翌朝、なっちゃんから電話で昼から川遊びに行こうとの誘いがあり、午前中は庭の草むしりと宿題をやっていた。

おばあちゃんも畑仕事が終わった後は、シルクスクリーンとかいう透けたふわふわのキレイな布で、お花の絵を作るとても根気のいる作業をしていた。

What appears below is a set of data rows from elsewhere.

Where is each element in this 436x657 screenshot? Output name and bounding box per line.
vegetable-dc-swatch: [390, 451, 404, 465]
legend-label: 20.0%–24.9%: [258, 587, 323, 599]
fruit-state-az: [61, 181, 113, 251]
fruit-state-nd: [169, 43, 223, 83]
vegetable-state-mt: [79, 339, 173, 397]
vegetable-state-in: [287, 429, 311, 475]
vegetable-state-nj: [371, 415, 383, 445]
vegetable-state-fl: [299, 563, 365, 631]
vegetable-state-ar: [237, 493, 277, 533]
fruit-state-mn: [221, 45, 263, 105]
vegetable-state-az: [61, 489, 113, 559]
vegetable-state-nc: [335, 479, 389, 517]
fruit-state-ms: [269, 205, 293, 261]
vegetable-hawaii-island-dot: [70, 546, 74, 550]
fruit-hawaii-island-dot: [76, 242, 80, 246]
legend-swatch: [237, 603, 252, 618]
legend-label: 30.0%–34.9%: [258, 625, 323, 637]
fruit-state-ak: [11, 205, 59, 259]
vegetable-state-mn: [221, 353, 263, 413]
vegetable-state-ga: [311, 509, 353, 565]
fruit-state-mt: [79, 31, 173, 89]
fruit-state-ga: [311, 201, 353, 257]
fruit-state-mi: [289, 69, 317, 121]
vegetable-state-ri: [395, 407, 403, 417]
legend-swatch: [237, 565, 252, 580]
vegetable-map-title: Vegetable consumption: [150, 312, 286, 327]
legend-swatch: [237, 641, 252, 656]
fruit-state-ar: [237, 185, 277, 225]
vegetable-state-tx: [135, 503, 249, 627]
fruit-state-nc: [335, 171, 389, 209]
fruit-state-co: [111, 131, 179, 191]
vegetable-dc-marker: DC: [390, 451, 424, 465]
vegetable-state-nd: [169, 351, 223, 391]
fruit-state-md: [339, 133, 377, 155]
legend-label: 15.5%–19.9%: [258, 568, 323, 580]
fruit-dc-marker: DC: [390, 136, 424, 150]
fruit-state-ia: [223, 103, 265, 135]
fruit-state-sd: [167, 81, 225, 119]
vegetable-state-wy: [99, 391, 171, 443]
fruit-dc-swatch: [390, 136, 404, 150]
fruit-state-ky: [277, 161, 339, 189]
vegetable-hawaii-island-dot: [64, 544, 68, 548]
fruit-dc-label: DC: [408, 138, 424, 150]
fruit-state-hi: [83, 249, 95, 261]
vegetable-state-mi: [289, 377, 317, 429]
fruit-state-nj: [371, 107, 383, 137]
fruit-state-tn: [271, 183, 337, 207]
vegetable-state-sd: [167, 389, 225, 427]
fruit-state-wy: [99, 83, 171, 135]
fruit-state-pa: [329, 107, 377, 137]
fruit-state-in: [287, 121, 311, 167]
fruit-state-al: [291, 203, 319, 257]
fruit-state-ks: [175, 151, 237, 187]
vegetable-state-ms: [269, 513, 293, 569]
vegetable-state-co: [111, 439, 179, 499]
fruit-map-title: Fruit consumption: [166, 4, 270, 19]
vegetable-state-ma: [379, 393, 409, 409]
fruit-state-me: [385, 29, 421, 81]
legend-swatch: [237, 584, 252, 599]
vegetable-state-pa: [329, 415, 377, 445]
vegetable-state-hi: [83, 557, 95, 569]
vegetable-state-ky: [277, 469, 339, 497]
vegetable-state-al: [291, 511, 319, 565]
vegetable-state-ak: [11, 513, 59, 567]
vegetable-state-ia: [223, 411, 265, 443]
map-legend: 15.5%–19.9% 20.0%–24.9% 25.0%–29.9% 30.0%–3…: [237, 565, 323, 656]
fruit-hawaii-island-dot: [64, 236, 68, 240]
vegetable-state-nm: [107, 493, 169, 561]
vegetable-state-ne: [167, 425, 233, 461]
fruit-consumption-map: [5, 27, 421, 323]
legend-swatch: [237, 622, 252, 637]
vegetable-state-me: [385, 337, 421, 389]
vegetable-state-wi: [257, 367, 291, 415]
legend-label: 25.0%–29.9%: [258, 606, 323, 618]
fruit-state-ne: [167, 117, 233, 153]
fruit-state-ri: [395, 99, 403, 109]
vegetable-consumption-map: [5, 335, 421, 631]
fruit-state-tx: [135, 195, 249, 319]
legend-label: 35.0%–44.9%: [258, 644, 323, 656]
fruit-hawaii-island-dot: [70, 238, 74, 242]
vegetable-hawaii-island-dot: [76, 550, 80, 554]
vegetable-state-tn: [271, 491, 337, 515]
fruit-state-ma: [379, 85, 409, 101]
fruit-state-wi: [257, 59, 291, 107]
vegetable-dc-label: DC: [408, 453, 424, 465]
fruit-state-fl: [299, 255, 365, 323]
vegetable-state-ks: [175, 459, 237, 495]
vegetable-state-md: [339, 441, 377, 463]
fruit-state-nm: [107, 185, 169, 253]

おばあちゃんの家は昔ながらの農家なので、家中の窓を開けていればとっても涼しい。

おばあちゃんの作った水出しアイスティーに、少し砂糖を入れて飲む。

水でゆっくり出すと、とても味がまろやかになるのだ。

本当はなにも入れないで飲むのが美味しいそうだが、私は砂糖を入れさせてもらう。

ちょっと入れただけで、すごく甘くなっていい香りがする。

おばあちゃんと休憩をしていると、なっちゃんから聞いたお嫁さんの幽霊を思い出した。

「おばあちゃん、奥の家幽霊出るって聞いたけど。」

ん?という感じで私の顔を見たおばあちゃんは

「聞いたって、なっちゃんからかね?」と言った。

「うん。お嫁さんの幽霊が出て、あそこのおじいさんおばあさんが家を出てったって。」

「何を馬鹿なことを。あそこの家のおじいさんが病気になったから病院に入ってて、おばあさんは看病でついてるだけ。」

「えっー、そうなの?なんか死んだはずのお嫁さんが、台所に立ってたり、洗面所で擦れ違ったりして昼も夜も出るって。」

「まあ、そんな噂が出てからに。とんでもない。」

「えっー、じゃあ違うの?」

「そんな話、あそこの家から一言も聞いてない。」

「あぁそうなんだ。噂かぁ。」

「噂よ。」

「噂ねぇ。」

「まぁ、お嫁さん亡くして気の毒なのに、そんな噂が。」

「そうだよね。若かったんだよね。」

「病気で何回も入退院繰り返して、とうとう亡くなって、あそこの家は大変だった。だからお父さんも体壊したんだろう。」

「そういえば、お嫁さん28歳だったんだよね。息子さんと年離れてない?息子さんいくつ?」

「さぁ、45位だったかねえ。」

「45?そんなに年離れてたの?」

「そうなものだったと思うけど。」

「いやぁ、いいねえ。そんな若いお嫁さん。」

「何を言っとるんね。」

「でもそんなに早く亡くすのは、悲しいね。」

「その通りいねえ。」

とふたりでしみじみとして、お昼にそうめんを茹でて食べた。